Entry for:2020 Queensland Women in STEM Prize
I’m using the Fraser Island funnel web spider to improve outcomes for ischemic stroke patients. Stroke is a leading cause of death and disability. Two million brain cells are lost every minute as stroke goes untreated. With vast distances in Queensland, accessing appropriate medical attention in a critical time frame is a major problem. In the venom of the funnel web is a molecule, called Hi1a, which protects the brain against stroke-induced damage. Preclinical studies have shown that Hi1a can be given up to 8 hours after stroke, preventing further brain damage. By exploring multiple methods for production of Hi1a, I have been able to boost yields 20-fold so that I can make enough drug for clinical trials. We envisage using Hi1a as a treatment that can be given on the spot by first responders at the first signs of stroke, particularly beneficial for high risk patients in regional areas.
This project aims to provide long-term socioeconomic benefits to Queensland and Australia through the development of a drug to minimise brain damage resulting from stroke. Nearly 20% of Australia’s strokes occur in Queensland. In fact, Queenslanders will suffer more than 10,000 strokes this year alone, predicted to more than double in the next 30 years. The impact of stroke on quality of life is so severe that two-thirds of survivors require daily assistance. In economic terms, stroke costs Australia around $5 billion per year, which includes $3 billion in lost productivity. Eighty-five percent of all strokes are ischemic strokes, caused by a blood clot in the brain.
Hi1a has the potential to revolutionise stroke treatment. Current drug treatments have such restricted use that only 5% of patients actually receive them. Even then, they are only designed to remove the clot, rather than address the resulting brain damage. Medical imaging is always required before treatment and this further delays administration, and throughout this process brain cells continue to die. As cells die, they trigger more damage, activating specific ion channels and promoting further cell death. If you consider these channels as doors to the cells that allow damaging ions inside, Hi1a is the key that we can use to lock the doors.
Preclinical studies in a rodent model of stroke have shown promising results. In the model, Hi1a can be given up to 8 hours after a stroke in order to prevent ongoing brain damage that would otherwise continue over hours and days. Furthermore, due to the low toxicity and high specificity of Hi1a, we expect it to be safe to give in every case, so that if a patient is misdiagnosed or has a non-ischemic stroke, Hi1a will not cause any ill-effects.
Hi1a is a complex molecule that is intrinsically difficult to produce, but I have developed a production pipeline that provides enough material to move towards clinical trials, which otherwise would not be possible. Now that production is not a major bottleneck, Hi1a can also be followed-up in other medical applications, such as in protecting heart tissue against damage sustained during a heart attack, where pilot experiments have also shown promise.
I am delighted to see my research move towards clinical trials and I hope to add to the major medical breakthroughs emerging from Queensland, such as Gardasil and the Nanopatch, and to build upon Queensland’s international reputation for scientific discovery and innovation.
A treatment such as Hi1a could be a groundbreaking intervention that would save lives, improve quality-of-life for survivors, and reduce the socioeconomic burden of stroke and beyond.
A major aspect of encouraging women into STEM is making science accessible and relatable to the broader community. I hope my research inspires girls to dream big and pursue a career in STEM so that we can ultimately achieve gender equality at higher professional levels.
I often participate in engagement activities, explaining my research to school children and adults. I act as a Science Ambassador for the Institute for Molecular Bioscience, engaging the general public at community events, including ‘Meet the Researchers’ and ‘Stroke Week’ functions. I really enjoy hosting ‘spider stations’, an event where we display our ‘star’ spiders and explain how they are indispensable in our research. It is amazing to see young minds blown away by the possibilities presented by venom research. This year I have also volunteered for the World Science Festival Brisbane.
ABC’s Catalyst program will be featuring my work in a show dedicated to venom research later this year, I am currently liaising with producers to put together the content. I have also authored an article about spiders for the general interest Science and Technology website ‘The Conversation’.

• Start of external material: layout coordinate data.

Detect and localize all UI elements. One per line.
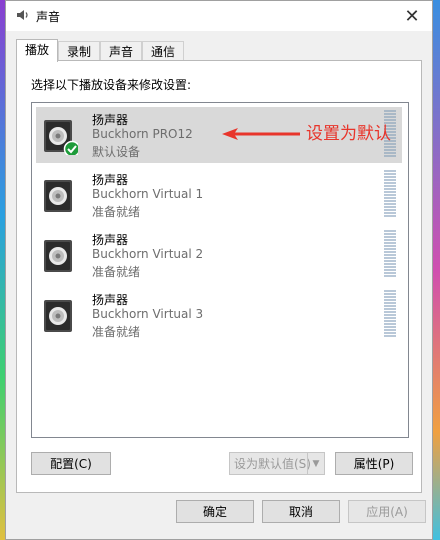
device-item[interactable]: 扬声器 Buckhorn Virtual 2 准备就绪: [36, 227, 402, 283]
device-model: Buckhorn Virtual 2: [92, 247, 204, 261]
speaker-icon: [17, 10, 28, 20]
tab-bar: 播放 录制 声音 通信: [16, 39, 185, 62]
speaker-box-icon: [44, 120, 78, 155]
set-default-label: 设为默认值(S): [234, 457, 311, 471]
close-icon: ✕: [404, 5, 420, 27]
volume-meter: [384, 290, 396, 340]
device-item[interactable]: 扬声器 Buckhorn Virtual 3 准备就绪: [36, 287, 402, 343]
tab-recording[interactable]: 录制: [58, 41, 101, 62]
device-name: 扬声器: [92, 173, 129, 187]
device-name: 扬声器: [92, 293, 129, 307]
window-title: 声音: [36, 10, 61, 24]
tab-communications[interactable]: 通信: [142, 41, 185, 62]
sound-dialog: 声音 ✕ 播放 录制 声音 通信 选择以下播放设备来修改设置: 扬声器 Buckh…: [5, 0, 433, 540]
device-model: Buckhorn PRO12: [92, 127, 193, 141]
set-default-button[interactable]: 设为默认值(S) ▼: [229, 452, 325, 475]
speaker-box-icon: [44, 180, 72, 212]
device-status: 准备就绪: [92, 205, 141, 219]
cancel-button[interactable]: 取消: [262, 500, 340, 523]
device-status: 准备就绪: [92, 265, 141, 279]
device-item[interactable]: 扬声器 Buckhorn Virtual 1 准备就绪: [36, 167, 402, 223]
device-model: Buckhorn Virtual 1: [92, 187, 204, 201]
configure-button[interactable]: 配置(C): [31, 452, 111, 475]
speaker-box-icon: [44, 240, 72, 272]
ok-button[interactable]: 确定: [176, 500, 254, 523]
properties-button[interactable]: 属性(P): [335, 452, 413, 475]
playback-panel: 选择以下播放设备来修改设置: 扬声器 Buckhorn PRO12 默认设备 扬声器 B…: [16, 60, 422, 493]
device-model: Buckhorn Virtual 3: [92, 307, 204, 321]
device-list[interactable]: 扬声器 Buckhorn PRO12 默认设备 扬声器 Buckhorn Virtual…: [31, 102, 409, 438]
close-button[interactable]: ✕: [392, 1, 432, 31]
device-name: 扬声器: [92, 113, 129, 127]
speaker-box-icon: [44, 300, 72, 332]
title-bar[interactable]: 声音 ✕: [6, 1, 432, 31]
chevron-down-icon[interactable]: ▼: [307, 453, 324, 474]
instruction-text: 选择以下播放设备来修改设置:: [31, 78, 192, 92]
apply-button[interactable]: 应用(A): [348, 500, 426, 523]
device-status: 准备就绪: [92, 325, 141, 339]
tab-sounds[interactable]: 声音: [100, 41, 143, 62]
annotation-text: 设置为默认: [306, 124, 391, 144]
volume-meter: [384, 170, 396, 220]
tab-playback[interactable]: 播放: [16, 39, 59, 62]
device-name: 扬声器: [92, 233, 129, 247]
device-status: 默认设备: [92, 145, 141, 159]
volume-meter: [384, 230, 396, 280]
red-arrow-icon: [222, 128, 300, 140]
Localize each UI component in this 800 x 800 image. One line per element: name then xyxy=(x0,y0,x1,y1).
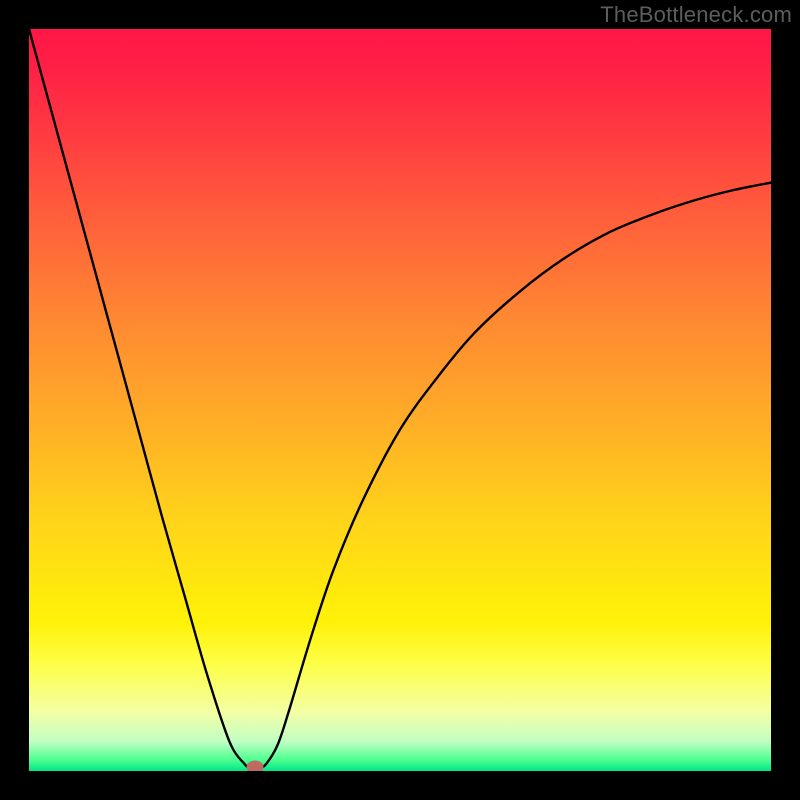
bottleneck-curve xyxy=(29,29,771,769)
outer-frame: TheBottleneck.com xyxy=(0,0,800,800)
curve-layer xyxy=(29,29,771,771)
plot-area xyxy=(29,29,771,771)
watermark-label: TheBottleneck.com xyxy=(600,2,792,28)
minimum-marker xyxy=(247,761,264,771)
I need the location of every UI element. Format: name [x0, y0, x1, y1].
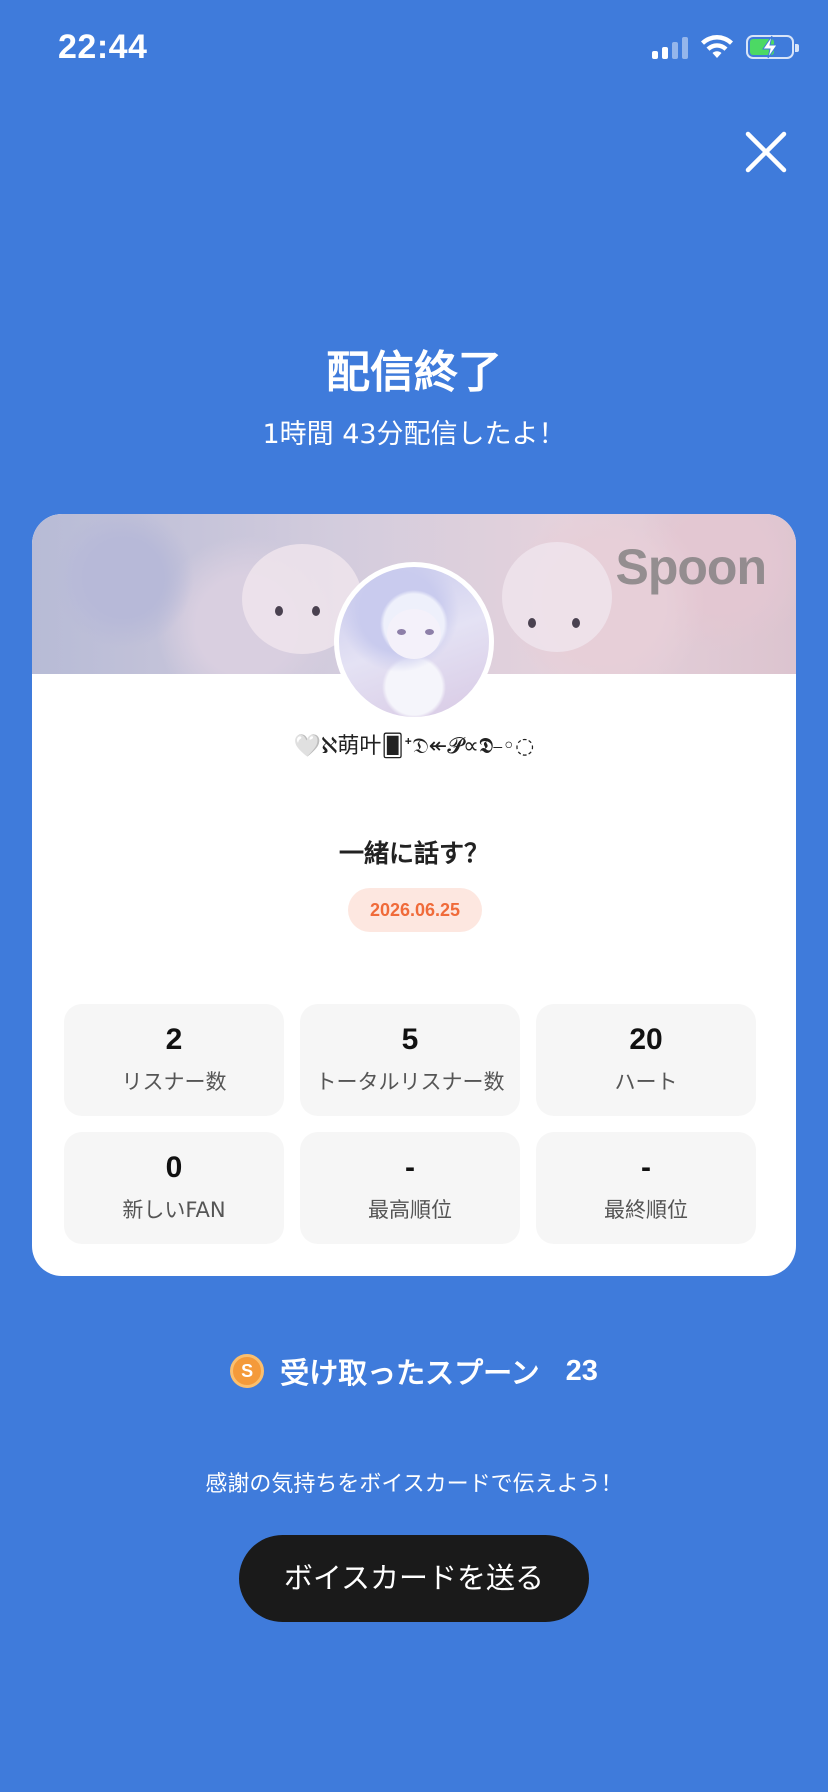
stat-hearts: 20 ハート [536, 1004, 756, 1116]
signal-icon [652, 35, 688, 59]
spoon-coin-icon: S [230, 1354, 265, 1388]
stat-value: 2 [165, 1023, 183, 1056]
stat-listeners: 2 リスナー数 [64, 1004, 284, 1116]
status-time: 22:44 [58, 28, 148, 66]
broadcast-summary-card: Spoon 🤍ℵ萌叶🂠ᐩ𝔇↞𝓟∝𝕯⎯◦◌ 一緒に話す？ 2026.06.25 2… [32, 514, 796, 1276]
stat-label: 新しいFAN [122, 1198, 226, 1222]
stat-highest-rank: - 最高順位 [300, 1132, 520, 1244]
spoon-logo: Spoon [615, 539, 767, 595]
stat-value: 0 [165, 1151, 183, 1184]
stat-new-fans: 0 新しいFAN [64, 1132, 284, 1244]
date-badge: 2026.06.25 [348, 888, 482, 932]
stat-value: - [405, 1151, 415, 1184]
stream-title: 一緒に話す？ [338, 839, 489, 868]
stat-label: トータルリスナー数 [315, 1070, 505, 1094]
stat-value: 5 [401, 1023, 419, 1056]
stat-label: リスナー数 [121, 1070, 227, 1094]
status-icons [652, 34, 799, 60]
wifi-icon [701, 35, 733, 58]
stat-label: 最終順位 [604, 1198, 688, 1222]
spoons-received-count: 23 [565, 1354, 598, 1387]
stat-label: ハート [614, 1070, 678, 1094]
page-title: 配信終了 [326, 347, 502, 398]
username: 🤍ℵ萌叶🂠ᐩ𝔇↞𝓟∝𝕯⎯◦◌ [293, 734, 535, 759]
stat-final-rank: - 最終順位 [536, 1132, 756, 1244]
avatar[interactable] [334, 562, 494, 722]
send-voice-card-button[interactable]: ボイスカードを送る [239, 1535, 589, 1622]
stat-value: - [641, 1151, 651, 1184]
battery-charging-icon [746, 35, 799, 59]
stat-total-listeners: 5 トータルリスナー数 [300, 1004, 520, 1116]
thanks-message: 感謝の気持ちをボイスカードで伝えよう！ [205, 1472, 623, 1497]
stats-grid: 2 リスナー数 5 トータルリスナー数 20 ハート 0 新しいFAN - 最高… [64, 1004, 756, 1244]
close-button[interactable] [744, 130, 788, 174]
stat-label: 最高順位 [368, 1198, 452, 1222]
spoons-received-label: 受け取ったスプーン [280, 1356, 540, 1390]
broadcast-duration: 1時間 43分配信したよ！ [262, 419, 566, 450]
close-icon [745, 131, 787, 173]
status-bar: 22:44 [0, 0, 828, 100]
stat-value: 20 [629, 1023, 663, 1056]
spoons-received: S 受け取ったスプーン 23 [0, 1350, 828, 1392]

Citizen science is another great way to involve the public in scientific research. In my spare time, I have contributed to citizen science projects including neuronal mapping with EyeWire and transcription of records in Australian museum entomology collections using DigiVol.
I also act as a mentor and role model to younger female scientists and students. Several of the female students I have worked closely with have gone on to be employed in STEM industries. My contributions to the field of toxinology have been recognized through a travel award from the journal Toxins, that allowed me to disseminate my research at the 2017 World Congress of the International Society for Toxinology, the largest international conference in the field. I have also been nominated for a discovery and innovation award within my institute. I am a member of the Women in Technology network and this year, I will be trained up to become part of the UQ Ally Network, supporting and promoting gender and sexual diversity and inclusivity at the university.